Büyük denizde foklar, yunuslar ve balıkçılar avlanır.
Sakin su olan küçük denizde ise balıkçılar iskeleye teknelerini bağlar ve bu sakinlikte konumlanırlar.
Yakalanıp denizden çıkarılan her ne varsa oracıktaki balık haline indirilir.
Balığın her çeşidi burda
Sabahın erken saatlerindeki balık mezatında ya Foça’nın sakinlerine ya da bir balıkçı kasabasındaki restoranlarına dağılır.
Ve pek tabii ki bir balıkçı kasabasında oranın klasiği ve yeme içmedeki kıymetlerini sunan en önemli yerleri restoranlarıdır.

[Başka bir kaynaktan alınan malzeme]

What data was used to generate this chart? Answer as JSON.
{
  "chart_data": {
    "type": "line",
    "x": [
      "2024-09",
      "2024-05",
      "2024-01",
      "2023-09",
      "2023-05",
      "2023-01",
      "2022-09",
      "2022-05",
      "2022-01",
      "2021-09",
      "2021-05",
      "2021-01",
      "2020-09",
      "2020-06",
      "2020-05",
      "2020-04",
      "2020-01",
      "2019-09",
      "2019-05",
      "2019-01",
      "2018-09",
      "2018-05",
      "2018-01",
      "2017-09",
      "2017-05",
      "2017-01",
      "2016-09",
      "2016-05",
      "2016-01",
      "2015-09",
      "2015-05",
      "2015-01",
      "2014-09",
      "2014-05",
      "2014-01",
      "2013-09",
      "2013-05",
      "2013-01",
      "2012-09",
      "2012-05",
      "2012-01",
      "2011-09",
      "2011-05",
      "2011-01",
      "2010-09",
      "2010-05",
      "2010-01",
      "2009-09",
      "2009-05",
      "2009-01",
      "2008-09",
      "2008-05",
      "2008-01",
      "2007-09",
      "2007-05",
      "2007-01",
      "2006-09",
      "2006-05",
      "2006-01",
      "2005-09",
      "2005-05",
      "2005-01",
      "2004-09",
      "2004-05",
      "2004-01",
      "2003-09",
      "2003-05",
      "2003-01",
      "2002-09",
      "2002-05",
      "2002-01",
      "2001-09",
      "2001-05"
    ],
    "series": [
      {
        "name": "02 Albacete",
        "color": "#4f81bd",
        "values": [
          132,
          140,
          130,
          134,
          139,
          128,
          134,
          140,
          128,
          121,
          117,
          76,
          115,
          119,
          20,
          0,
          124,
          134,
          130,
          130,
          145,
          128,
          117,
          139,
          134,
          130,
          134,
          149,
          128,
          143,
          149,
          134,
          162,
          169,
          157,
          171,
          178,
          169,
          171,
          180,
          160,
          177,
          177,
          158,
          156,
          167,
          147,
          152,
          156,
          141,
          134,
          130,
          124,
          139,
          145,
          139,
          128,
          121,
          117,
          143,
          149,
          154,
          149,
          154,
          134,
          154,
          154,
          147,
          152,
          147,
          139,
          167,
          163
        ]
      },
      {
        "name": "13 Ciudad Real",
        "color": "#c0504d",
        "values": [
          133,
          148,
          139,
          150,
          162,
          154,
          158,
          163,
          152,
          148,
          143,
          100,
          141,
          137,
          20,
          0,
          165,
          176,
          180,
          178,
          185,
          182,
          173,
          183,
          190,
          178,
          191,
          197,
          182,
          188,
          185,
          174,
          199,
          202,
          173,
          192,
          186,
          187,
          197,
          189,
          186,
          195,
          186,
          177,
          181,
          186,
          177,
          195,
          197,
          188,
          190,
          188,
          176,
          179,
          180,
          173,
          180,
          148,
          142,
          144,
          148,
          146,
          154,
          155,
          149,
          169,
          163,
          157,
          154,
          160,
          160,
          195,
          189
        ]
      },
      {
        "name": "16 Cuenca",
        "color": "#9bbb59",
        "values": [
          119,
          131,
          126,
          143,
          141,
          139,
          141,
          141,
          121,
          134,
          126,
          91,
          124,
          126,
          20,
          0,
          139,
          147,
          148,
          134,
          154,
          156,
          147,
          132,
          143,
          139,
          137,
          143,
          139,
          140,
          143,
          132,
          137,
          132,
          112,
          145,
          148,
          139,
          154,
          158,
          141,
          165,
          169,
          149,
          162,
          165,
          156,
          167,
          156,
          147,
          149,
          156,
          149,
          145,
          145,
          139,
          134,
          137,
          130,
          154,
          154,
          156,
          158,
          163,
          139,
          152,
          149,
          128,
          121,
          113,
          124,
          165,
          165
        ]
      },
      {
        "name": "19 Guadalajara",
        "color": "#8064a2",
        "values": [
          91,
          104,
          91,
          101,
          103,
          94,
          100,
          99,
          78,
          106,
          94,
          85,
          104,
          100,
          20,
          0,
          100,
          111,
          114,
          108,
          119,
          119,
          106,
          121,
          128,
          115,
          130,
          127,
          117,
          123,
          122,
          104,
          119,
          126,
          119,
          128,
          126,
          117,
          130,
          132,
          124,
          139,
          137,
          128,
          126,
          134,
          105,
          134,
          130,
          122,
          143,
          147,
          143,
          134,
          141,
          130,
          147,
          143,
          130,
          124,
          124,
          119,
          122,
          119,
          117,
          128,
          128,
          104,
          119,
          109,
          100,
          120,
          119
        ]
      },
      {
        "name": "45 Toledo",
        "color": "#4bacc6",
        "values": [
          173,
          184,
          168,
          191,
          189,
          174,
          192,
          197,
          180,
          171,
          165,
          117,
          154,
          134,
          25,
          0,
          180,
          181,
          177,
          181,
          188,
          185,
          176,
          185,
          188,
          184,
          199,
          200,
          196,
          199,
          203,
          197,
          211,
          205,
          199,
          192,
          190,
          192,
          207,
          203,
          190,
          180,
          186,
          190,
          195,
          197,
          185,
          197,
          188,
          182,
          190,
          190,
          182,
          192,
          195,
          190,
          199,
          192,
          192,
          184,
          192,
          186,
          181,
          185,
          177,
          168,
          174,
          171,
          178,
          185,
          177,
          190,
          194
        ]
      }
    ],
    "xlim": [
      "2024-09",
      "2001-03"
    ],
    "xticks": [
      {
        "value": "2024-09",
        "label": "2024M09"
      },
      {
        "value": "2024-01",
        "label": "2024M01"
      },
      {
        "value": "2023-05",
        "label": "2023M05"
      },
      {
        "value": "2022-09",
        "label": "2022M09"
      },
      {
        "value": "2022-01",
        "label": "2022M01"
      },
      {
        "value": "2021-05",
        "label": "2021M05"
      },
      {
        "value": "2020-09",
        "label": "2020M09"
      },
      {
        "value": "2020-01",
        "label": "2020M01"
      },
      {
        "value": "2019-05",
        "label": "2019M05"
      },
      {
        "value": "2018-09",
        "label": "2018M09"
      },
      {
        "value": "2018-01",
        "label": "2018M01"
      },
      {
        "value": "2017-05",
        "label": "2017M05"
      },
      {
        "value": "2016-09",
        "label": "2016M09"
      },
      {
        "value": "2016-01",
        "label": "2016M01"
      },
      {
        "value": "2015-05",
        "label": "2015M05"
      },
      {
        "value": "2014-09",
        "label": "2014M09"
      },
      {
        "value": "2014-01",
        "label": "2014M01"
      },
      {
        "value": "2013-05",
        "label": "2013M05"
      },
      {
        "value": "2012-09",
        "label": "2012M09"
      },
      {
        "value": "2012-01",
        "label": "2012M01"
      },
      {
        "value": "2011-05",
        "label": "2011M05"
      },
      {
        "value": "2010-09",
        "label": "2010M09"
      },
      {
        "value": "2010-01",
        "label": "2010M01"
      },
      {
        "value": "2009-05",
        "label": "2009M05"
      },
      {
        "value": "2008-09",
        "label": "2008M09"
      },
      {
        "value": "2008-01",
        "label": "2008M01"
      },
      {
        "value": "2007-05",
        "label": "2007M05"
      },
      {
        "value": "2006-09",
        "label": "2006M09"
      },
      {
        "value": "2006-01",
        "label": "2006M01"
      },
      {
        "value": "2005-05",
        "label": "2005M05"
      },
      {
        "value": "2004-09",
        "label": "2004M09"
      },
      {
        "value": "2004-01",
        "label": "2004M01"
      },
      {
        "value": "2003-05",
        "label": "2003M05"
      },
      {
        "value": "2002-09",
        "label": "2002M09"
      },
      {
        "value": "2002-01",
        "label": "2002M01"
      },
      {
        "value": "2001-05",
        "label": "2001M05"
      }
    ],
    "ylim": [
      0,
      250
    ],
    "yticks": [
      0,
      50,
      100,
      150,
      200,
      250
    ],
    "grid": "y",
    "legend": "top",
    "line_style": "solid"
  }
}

Foça, dış körfezin bitiş noktasında Karaburun’un karşısına denk gelen Ege Denizi’ne açılan kapının bir ucundadır.
Haliyle hem dış körfezden, hem açık denizden beslendiği için çok zengin bir balık ve deniz ürünleri çeşitliğine sahiptir.
İzmir’in simgesi mavi kuyruklu karidesi, yerli kalamarı, ahtapotu, subyesi, kereviti ve birçok deniz ürünleri ile...
Levrek, çipura, sargoz, dil, sardalya, mırmır, eşkina, lagos, iskorpit, turna, barbun, sinarit, trança, mercan, granyöz ve daha sayılmadık birçok balık çeşidiyle deniz zenginliğini önümüze seriverir.
Ve tabii böylelikle balıkçı restoranları Fokai Sadık, Ada, Deniz, Liman, Celep ve Foça’ya yerleşen sempatik İtalyan arkadaşımız Carmine ve eşinin işlettiği Rosole İtalyan dikkate ve övgüye değerdir.